A Crise no CRUSP: Vagas Insuficientes e Espera Eterna
O CRUSP, moradia icônica da USP desde 1967, tem 1.600 vagas para 100 mil estudantes, majoritariamente de baixa renda via PAPFE. Filas chegam a 1 ano; calouros vivem em arquibancadas ou albergues precários. Demandas incluem expansão, reformas (elevadores, internet) e filtros de água – prometidos mas pendentes. Amorcrusp gerencia, mas reitoria cita orçamento limitado. Site da PRIP sobre moradias explica critérios.
Programa PAPFE: Evolução e Limitações Atuais
Criado para inclusão, PAPFE concede auxílios desde 2018, reajustado para R$885/R$330 em 2026 (de R$850/R$320 em 2025). Beneficia 17k alunos vulneráveis (renda familiar até 2 SM), cumulativo com bolsas acadêmicas. Críticos apontam defasagem com inflação (acumulada ~40% desde criação) e SP mínimo R$1.804. GT revisará critérios em 90 dias, incluindo refugiados. 
- Auxílio integral: R$885/mês (sem moradia)

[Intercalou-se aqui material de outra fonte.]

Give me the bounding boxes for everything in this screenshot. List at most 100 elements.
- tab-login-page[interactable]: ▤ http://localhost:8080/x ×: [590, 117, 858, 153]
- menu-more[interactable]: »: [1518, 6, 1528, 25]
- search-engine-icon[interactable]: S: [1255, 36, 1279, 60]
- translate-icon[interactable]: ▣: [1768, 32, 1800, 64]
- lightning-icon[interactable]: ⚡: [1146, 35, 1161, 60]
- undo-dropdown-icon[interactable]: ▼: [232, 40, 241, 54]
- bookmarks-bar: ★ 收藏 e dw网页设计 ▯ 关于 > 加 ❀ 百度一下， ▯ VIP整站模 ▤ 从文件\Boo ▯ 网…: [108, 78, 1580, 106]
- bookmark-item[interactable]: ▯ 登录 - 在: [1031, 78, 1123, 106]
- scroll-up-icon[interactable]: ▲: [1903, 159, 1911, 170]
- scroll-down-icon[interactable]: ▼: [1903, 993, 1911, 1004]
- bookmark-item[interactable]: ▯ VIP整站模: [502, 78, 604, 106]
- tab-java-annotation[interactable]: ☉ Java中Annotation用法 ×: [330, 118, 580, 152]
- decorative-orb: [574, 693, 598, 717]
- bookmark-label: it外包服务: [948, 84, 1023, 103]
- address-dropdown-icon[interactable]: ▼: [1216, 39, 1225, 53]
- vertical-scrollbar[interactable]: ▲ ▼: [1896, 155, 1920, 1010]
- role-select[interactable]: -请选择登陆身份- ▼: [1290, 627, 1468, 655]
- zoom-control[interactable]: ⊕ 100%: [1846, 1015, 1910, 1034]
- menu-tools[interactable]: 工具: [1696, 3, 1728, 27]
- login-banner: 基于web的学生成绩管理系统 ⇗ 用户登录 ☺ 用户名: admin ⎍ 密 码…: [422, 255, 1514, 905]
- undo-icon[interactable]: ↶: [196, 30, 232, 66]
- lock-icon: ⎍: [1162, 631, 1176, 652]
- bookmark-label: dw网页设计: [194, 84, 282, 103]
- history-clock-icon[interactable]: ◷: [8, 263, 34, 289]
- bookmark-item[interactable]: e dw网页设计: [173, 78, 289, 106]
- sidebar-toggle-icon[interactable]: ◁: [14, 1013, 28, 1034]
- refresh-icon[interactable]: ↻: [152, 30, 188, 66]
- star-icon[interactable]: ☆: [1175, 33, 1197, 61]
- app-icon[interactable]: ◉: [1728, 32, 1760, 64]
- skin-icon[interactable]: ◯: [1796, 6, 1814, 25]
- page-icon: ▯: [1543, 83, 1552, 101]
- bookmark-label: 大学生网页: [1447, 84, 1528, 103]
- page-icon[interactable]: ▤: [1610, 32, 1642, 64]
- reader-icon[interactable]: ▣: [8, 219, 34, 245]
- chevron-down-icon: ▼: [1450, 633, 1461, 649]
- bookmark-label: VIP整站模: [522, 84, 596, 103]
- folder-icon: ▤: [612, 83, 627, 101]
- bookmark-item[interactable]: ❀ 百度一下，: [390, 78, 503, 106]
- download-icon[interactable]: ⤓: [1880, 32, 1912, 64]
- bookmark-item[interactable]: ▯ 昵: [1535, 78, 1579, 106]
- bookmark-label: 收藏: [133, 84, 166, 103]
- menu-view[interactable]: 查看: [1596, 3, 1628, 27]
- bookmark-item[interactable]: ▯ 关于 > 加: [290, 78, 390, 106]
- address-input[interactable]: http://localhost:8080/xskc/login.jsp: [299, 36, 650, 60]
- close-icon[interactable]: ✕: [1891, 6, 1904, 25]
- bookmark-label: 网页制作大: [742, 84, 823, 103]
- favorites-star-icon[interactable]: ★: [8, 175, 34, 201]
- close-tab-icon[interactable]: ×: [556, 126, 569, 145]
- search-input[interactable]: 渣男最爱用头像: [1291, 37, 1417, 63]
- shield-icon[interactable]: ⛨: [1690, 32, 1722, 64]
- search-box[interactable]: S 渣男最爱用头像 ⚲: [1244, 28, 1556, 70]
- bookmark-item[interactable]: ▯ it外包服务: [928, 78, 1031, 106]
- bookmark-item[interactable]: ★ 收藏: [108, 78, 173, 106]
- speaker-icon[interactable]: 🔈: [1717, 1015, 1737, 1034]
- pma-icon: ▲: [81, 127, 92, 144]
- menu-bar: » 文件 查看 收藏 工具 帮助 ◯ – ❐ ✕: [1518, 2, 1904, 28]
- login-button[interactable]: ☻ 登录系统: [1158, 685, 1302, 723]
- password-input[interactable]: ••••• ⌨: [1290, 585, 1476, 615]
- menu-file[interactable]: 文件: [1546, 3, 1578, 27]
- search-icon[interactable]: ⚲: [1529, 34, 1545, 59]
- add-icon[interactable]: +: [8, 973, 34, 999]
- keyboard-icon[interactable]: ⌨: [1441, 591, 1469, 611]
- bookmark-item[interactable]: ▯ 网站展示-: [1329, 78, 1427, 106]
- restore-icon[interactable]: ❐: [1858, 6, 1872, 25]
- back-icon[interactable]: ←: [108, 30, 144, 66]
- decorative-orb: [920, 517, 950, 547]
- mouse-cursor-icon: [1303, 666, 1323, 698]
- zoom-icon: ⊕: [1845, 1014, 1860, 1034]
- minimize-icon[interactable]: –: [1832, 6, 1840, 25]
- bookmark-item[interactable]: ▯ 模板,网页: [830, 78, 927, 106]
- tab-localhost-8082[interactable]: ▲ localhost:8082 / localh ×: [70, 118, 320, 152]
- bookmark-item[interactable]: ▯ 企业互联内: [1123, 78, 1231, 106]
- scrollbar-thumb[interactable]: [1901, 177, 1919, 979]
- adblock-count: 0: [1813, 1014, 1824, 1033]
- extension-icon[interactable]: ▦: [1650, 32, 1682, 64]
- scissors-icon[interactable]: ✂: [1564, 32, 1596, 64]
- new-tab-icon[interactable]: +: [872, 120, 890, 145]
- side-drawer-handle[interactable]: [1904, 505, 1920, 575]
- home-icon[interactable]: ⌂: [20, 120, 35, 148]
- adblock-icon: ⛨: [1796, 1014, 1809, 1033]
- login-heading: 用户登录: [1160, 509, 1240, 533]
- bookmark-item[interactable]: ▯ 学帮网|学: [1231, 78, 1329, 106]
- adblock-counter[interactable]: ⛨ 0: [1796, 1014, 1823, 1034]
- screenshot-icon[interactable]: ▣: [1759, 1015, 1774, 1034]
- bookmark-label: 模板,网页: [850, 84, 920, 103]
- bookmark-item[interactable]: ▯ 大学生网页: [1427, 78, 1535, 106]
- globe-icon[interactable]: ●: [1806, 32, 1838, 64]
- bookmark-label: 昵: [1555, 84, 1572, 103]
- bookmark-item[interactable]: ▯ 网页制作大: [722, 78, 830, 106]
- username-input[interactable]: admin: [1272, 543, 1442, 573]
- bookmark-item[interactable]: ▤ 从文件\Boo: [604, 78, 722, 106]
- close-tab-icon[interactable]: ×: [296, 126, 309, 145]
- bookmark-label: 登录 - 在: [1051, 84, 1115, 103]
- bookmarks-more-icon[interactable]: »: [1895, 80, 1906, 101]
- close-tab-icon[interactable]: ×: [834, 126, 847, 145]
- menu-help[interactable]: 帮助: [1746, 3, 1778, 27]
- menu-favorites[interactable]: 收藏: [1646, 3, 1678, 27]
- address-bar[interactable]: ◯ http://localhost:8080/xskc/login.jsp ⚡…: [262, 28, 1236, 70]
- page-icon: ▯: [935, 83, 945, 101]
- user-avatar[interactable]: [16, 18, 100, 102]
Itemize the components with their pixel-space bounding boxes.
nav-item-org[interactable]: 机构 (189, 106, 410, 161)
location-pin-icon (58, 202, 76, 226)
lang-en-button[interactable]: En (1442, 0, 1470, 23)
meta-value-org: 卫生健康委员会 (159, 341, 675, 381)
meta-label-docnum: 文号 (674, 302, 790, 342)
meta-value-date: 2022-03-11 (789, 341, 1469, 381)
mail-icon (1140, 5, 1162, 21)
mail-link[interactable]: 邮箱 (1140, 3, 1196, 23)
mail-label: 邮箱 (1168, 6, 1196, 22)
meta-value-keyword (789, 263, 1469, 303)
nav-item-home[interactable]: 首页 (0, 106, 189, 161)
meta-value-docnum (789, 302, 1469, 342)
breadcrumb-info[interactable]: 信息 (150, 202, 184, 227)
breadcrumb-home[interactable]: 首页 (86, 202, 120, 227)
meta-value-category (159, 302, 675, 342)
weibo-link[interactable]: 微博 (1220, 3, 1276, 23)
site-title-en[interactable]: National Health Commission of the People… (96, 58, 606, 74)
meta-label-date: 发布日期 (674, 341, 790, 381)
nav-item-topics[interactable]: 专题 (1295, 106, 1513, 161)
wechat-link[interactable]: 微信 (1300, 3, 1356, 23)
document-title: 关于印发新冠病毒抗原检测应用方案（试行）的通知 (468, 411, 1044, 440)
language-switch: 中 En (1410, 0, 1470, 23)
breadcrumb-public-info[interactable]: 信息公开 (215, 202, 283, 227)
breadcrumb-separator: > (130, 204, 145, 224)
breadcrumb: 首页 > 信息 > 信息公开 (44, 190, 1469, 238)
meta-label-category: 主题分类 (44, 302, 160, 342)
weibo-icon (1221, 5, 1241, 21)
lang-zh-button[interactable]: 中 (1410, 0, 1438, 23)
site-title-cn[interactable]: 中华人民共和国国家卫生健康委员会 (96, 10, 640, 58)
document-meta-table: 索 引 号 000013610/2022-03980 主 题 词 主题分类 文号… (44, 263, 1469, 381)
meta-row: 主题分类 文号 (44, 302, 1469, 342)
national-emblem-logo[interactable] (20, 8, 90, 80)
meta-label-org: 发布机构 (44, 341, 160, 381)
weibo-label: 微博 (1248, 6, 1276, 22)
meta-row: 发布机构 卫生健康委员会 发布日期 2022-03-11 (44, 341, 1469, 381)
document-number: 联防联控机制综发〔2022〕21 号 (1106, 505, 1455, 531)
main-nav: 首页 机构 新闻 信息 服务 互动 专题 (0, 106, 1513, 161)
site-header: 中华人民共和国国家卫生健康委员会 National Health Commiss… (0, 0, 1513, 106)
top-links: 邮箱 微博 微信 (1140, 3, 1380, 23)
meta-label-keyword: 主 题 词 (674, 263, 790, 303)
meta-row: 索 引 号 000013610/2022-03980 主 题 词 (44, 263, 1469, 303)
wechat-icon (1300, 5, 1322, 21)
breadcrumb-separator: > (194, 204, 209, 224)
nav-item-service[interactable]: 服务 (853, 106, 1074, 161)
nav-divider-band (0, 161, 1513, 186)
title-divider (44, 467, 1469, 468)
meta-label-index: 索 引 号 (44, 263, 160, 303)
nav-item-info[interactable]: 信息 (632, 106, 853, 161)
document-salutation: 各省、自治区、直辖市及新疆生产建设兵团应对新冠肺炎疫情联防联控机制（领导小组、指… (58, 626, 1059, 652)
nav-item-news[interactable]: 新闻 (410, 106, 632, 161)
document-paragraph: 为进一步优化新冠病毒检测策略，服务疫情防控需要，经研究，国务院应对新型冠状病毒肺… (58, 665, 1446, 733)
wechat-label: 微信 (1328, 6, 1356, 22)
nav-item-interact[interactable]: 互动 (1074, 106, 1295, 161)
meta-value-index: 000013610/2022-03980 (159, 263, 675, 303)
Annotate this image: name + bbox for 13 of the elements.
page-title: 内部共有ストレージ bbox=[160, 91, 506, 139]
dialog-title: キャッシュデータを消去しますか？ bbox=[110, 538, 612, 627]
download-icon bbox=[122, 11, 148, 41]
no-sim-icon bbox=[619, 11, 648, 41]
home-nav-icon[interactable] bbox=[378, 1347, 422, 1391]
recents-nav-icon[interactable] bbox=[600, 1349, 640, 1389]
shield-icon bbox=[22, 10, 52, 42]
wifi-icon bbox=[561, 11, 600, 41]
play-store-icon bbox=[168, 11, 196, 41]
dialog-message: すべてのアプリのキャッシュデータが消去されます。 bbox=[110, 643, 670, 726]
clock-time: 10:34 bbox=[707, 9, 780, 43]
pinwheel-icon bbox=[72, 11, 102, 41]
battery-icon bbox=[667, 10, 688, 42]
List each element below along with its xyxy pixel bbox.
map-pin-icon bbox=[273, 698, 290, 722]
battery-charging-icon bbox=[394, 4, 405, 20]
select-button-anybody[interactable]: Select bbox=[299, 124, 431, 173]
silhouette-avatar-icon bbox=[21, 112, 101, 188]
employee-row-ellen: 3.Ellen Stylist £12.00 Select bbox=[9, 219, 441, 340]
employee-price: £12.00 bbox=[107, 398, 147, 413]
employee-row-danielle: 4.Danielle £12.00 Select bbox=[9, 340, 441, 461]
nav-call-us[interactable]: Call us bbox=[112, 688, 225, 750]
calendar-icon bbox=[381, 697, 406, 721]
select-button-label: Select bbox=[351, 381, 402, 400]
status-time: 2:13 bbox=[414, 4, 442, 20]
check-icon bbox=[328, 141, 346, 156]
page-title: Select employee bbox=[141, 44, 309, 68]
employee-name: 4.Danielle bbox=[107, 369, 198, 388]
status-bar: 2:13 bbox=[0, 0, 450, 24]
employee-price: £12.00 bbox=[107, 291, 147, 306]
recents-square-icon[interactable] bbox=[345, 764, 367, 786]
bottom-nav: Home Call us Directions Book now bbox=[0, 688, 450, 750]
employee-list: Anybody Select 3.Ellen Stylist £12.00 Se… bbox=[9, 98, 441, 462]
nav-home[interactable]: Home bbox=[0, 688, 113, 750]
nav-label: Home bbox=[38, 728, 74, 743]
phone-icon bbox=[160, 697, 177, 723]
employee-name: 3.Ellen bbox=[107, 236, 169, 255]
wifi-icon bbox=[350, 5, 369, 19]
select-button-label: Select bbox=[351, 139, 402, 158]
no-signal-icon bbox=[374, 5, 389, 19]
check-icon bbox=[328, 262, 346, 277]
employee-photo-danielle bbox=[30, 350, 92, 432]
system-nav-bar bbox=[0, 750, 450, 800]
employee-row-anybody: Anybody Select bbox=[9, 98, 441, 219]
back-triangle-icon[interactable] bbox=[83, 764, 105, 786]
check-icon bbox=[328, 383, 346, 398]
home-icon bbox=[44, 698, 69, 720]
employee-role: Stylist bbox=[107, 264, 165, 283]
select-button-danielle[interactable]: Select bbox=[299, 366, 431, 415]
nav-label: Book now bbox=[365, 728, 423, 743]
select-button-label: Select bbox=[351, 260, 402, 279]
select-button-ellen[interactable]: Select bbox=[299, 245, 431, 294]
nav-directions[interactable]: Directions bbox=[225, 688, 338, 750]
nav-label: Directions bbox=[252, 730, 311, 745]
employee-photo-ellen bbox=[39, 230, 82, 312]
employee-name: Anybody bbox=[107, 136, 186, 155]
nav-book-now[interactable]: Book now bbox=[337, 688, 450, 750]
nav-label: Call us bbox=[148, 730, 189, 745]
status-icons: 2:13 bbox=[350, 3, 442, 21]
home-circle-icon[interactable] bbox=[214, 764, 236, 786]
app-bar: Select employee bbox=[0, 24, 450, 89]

- Parcial: R$330/mês (com CRUSP)
- Beneficiados: 17.587 (2026)
Financiamento Paulista: Cruesp e Desafios Orçamentários
USP, Unicamp e Unesp (Cruesp) recebem ~R$10bi/ano do estado SP, mas congelamentos e inflação corroem poder de compra. GACE (R$238mi) ilustra dilemas: investir em docência ou permanência? Reitoria defende equilíbrio, mas alunos cobram priorização social. MEC federal apoia via CAPES/CNPq, mas estaduais dependem governo SP. Paralelo: greves em Unesp/Unicamp por temas semelhantes.
Casos Semelhantes em Outras Universidades Brasileiras
Greves por permanência ecoam nacionalmente: Unifesp (2025) por moradia; UFRJ/UFMG por bolsas defasadas. MEC discute Novo PAC com expansão campi, mas estados priorizam. Soluções: parcerias público-privadas para CRUSP-like, apps gestão vagas. USP lidera, mas pressão estudantil impulsiona reformas sistêmicas.
Photo by Alex Shute on Unsplash
Perspectivas Futuras: Negociações e Lições para Permanência Estudantil
Com negociação hoje (30/04), desfecho pode encerrar greve ou escalar. Se aceita, reajuste Cruesp (~10-15%?) alivia, mas não atende mínimo. Expansão bolsas ingressantes beneficia calouros 2027. Lições: diálogo via GTs fortalece inclusão; autonomia espaços via transparência. Para USP, modelo referência em HE Brasil, greve reforça permanência como pilar igualdade. Estudantes buscam bolsas externas enquanto pressionam. Futuro: mais vagas CRUSP, bolsas indexadas INPC, bandejões eficientes – essenciais para atrair talentos periféricos.